Bemoaning the lack of co-operation between the CPF and the neighbourhood watch, CPF treasurer Denzil Campher said: “I need to emphasise… the CPF and neighbourhood watch do not work closely together; they’re working on their own.”

While ward councillor Michael “Pat” Pietersen agreed that there was no synergy between the two bodies, he said he believed the matter had been resolved.

Addressing the issue of blurred lines between the organisations and their duties, Mr Campher stressed that street committees were not neighbourhood watches and suggested that the sub-forum elect and screen those who wanted to join the neighbourhood watch, street committees and walking buses, which escort children to and from school.

Fouzia Rhodes, a street committee member from Jukskei Crescent, Beacon Valley, who has been fighting crime for 10 years, said many streets did not have street committees.

“There are too few street committee members. We need more help … it is a strenuous task.”

Solomon Philander, the councillor for Ward 79 (Beacon Valley, Eastridge and Portland), had arranged for them to attend training over the years.

In addition to this, said Tina McDonald, also a street committee member: “We have received the neon yellow jackets from the City of Cape Town (but got) into trouble for having it.”

These jackets are traditionally worn by neighbourhood watch members.

Ms McDonald, however, believes that they should be allowed to wear the jackets “so that the community can identify the neighbourhood watch and street committees”.

Another street committee member from Beacon Valley, Mareldia Adams, said pupil safety was important to them, but there were not enough street committees to effectively address this.

“There are many schools in my area that do not have systems in place to keep the pupils safe from crime, or even away from it. I wrote to Dan Plato the Community Safety MEC about safety measures that should be taken in schools (but) I have yet to follow up. It all comes down to there not being enough street committees in the respective areas.”

On this, Captain Trevor Katzen, the sector commander for Beacon Valley, said: “The parents are accountable for their children. They too have a hand in how their child is raised and what they get up to in the community, be it good or bad.

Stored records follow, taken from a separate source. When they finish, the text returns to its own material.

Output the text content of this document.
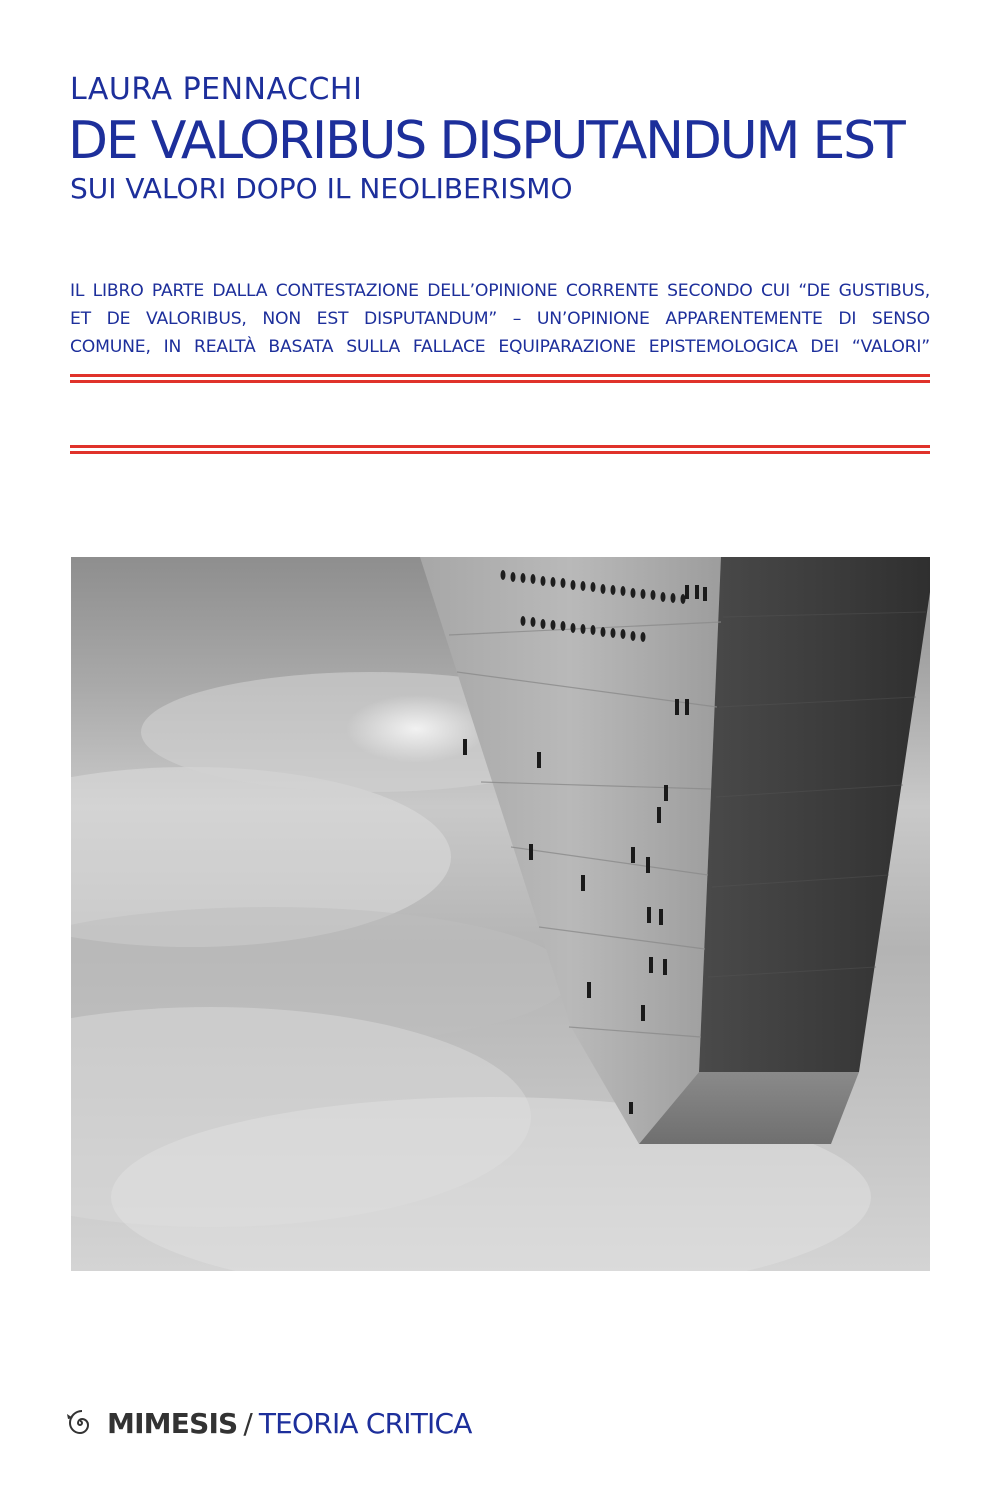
LAURA PENNACCHI
DE VALORIBUS DISPUTANDUM EST
SUI VALORI DOPO IL NEOLIBERISMO
IL LIBRO PARTE DALLA CONTESTAZIONE DELL’OPINIONE CORRENTE SECONDO CUI “DE GUSTIBUS,
ET DE VALORIBUS, NON EST DISPUTANDUM” – UN’OPINIONE APPARENTEMENTE DI SENSO
COMUNE, IN REALTÀ BASATA SULLA FALLACE EQUIPARAZIONE EPISTEMOLOGICA DEI “VALORI”
MIMESIS / TEORIA CRITICA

As a collective, only then can we help the young people in and out of school make better choices from the bad ones that they’ve experienced before.”

When street committees raised their concerns about equipment for neighbourhood watches and street committees, with Mr Pietersen, he said this would be budgeted for in the next financial year.

“In 2019, I am availing a budget for equipment for the neighbourhood watch in my area – Mandalay, Beacon Valley, Montrose Park and the Farm. The CPF will have a hand-over of the equipment such as torches, jackets, walkie talkies, to name just a few.”

When Ms Rhodes highlighted illegal activities taking place at houses in her area, Mr Pietersen said it was important for police to be aware of what was happening in the communities they served. Mr Campher also suggested they look at how those involved in crime could be rehabilitated.

“How can we help those committing the illegal crimes to become better and be healthy again?” he asked.

“Sometimes this is the only thing they know. If they are constantly being shunned for their wrong, how will they want to improve their lives and push for a better future for themselves and their families?”

In addition to this, said Mr Campher, there was a lack of shelters in Mitchell’s Plain and training for those who had dropped out of school, or could not afford tertiary education, should be prioritised.

The next sub-forum meeting will be held today, Wednesday April 4, at 10am at Shekinah Full Gospel Church of God on the corner of Hengelaar and Cricket streets, Beacon Valley.